Greenwald is simply publishing documents and talking about documents that the government or its contractors prepared. He is not telling lies. People may disagree with his interpretations of the documents or his summaries of them, but the documents are the important things. The rest is editorializing and we are all entitled to express our opinions on such things.
Greenwald is within his rights. He is not printing the documents in the US. He is not expressly disseminating them here as far as I can tell.
As the Guardian is said to have told the UK government, Greenwald can publish what he has in some country that will not do the US bidding with regard to their publication. The US is not sovereign in every part of the world.
I think the US should ignore this matter. That would be the wise strategy for the NSA, the CIA and Obama.
Recursion
(56,582 posts)No argument there.
Douglas Carpenter
(20,226 posts)The free press means the right to publish that which the government doesn't want published. The right to be partisan, obnoxious, opinionated and even wrong - is what free speech and free press is all about.
99th_Monkey
(19,326 posts)Egnever
(21,506 posts)but I dont think that it follows that because you are a journalist you are therefore exempt from laws concerning stolen materials. Simply that you can write about whatever you like hack or not.

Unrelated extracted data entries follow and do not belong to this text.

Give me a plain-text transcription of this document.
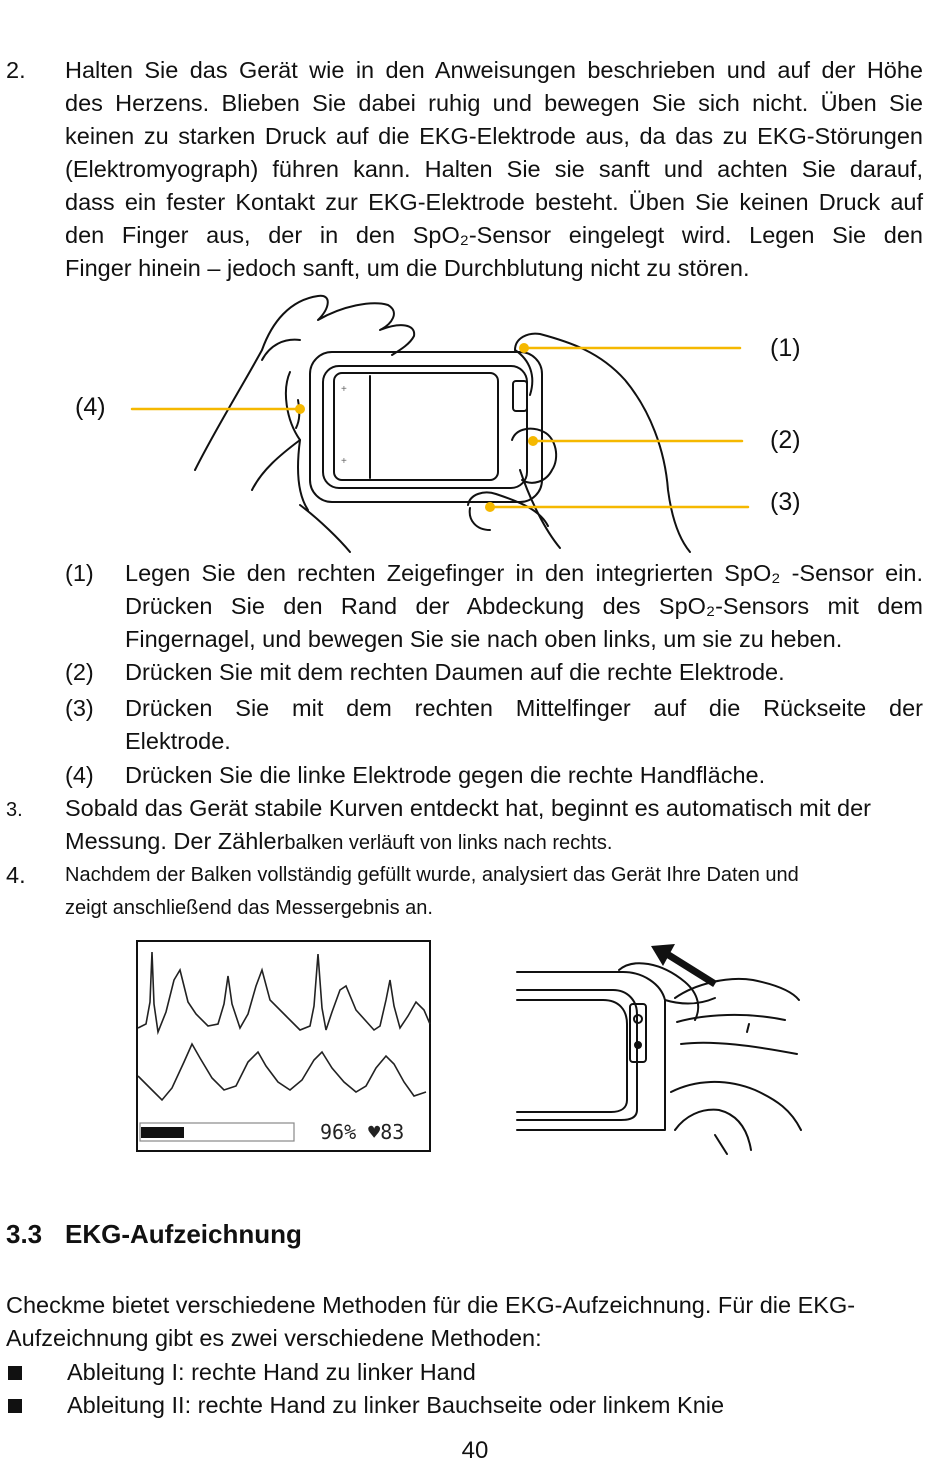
2. Halten Sie das Gerät wie in den Anweisungen beschrieben und auf der Höhe
des Herzens. Blieben Sie dabei ruhig und bewegen Sie sich nicht. Üben Sie
keinen zu starken Druck auf die EKG-Elektrode aus, da das zu EKG-Störungen
(Elektromyograph) führen kann. Halten Sie sie sanft und achten Sie darauf,
dass ein fester Kontakt zur EKG-Elektrode besteht. Üben Sie keinen Druck auf
den Finger aus, der in den SpO₂-Sensor eingelegt wird. Legen Sie den
Finger hinein – jedoch sanft, um die Durchblutung nicht zu stören.
+
+
(1)
(2)
(3)
(4)
(1) Legen Sie den rechten Zeigefinger in den integrierten SpO₂ -Sensor ein.
Drücken Sie den Rand der Abdeckung des SpO₂-Sensors mit dem
Fingernagel, und bewegen Sie sie nach oben links, um sie zu heben.
(2) Drücken Sie mit dem rechten Daumen auf die rechte Elektrode.
(3) Drücken Sie mit dem rechten Mittelfinger auf die Rückseite der
Elektrode.
(4) Drücken Sie die linke Elektrode gegen die rechte Handfläche.
3. Sobald das Gerät stabile Kurven entdeckt hat, beginnt es automatisch mit der
Messung. Der Zählerbalken verläuft von links nach rechts.
4. Nachdem der Balken vollständig gefüllt wurde, analysiert das Gerät Ihre Daten und
zeigt anschließend das Messergebnis an.
96% ♥83
3.3 EKG-Aufzeichnung
Checkme bietet verschiedene Methoden für die EKG-Aufzeichnung. Für die EKG-
Aufzeichnung gibt es zwei verschiedene Methoden:
Ableitung I: rechte Hand zu linker Hand
Ableitung II: rechte Hand zu linker Bauchseite oder linkem Knie
40
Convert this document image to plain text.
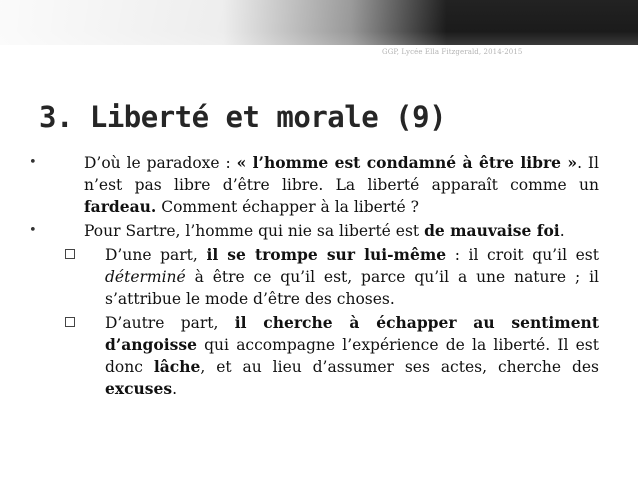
GGP, Lycée Ella Fitzgerald, 2014-2015
3. Liberté et morale (9)
•	D’où le paradoxe : « l’homme est condamné à être libre ». Il n’est pas libre d’être libre. La liberté apparaît comme un fardeau. Comment échapper à la liberté ?
•	Pour Sartre, l’homme qui nie sa liberté est de mauvaise foi.
D’une part, il se trompe sur lui-même : il croit qu’il est déterminé à être ce qu’il est, parce qu’il a une nature ; il s’attribue le mode d’être des choses.
D’autre part, il cherche à échapper au sentiment d’angoisse qui accompagne l’expérience de la liberté. Il est donc lâche, et au lieu d’assumer ses actes, cherche des excuses.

I don't think anyone is advocating prosecution of Greenwald or his associates for bad journalism.
Recursion
(56,582 posts)Incidentally, I'm still not entirely persuaded personally that the classified documents were the legal theory under which Miranda was detained at Heathrow, and barring any further announcement from Scotland Yard I'm going to avoid speculating.
Bernardo de La Paz
(48,788 posts)The point of rights and laws to protect rights is to defend people and actions you don't like. (The larger generic plural "you"
By defending them, it means that when tables turn and you must be defended, there are precedents and defenders ready for you.
It's like abortion. Nobody likes abortion and everybody would like to avoid it if possible, but we defend a woman's right to choose to do something we don't like if she decides it is the best thing for her for her reasons.
The founders warned about the "Tyranny of the Majority" and put rights into the Constitution.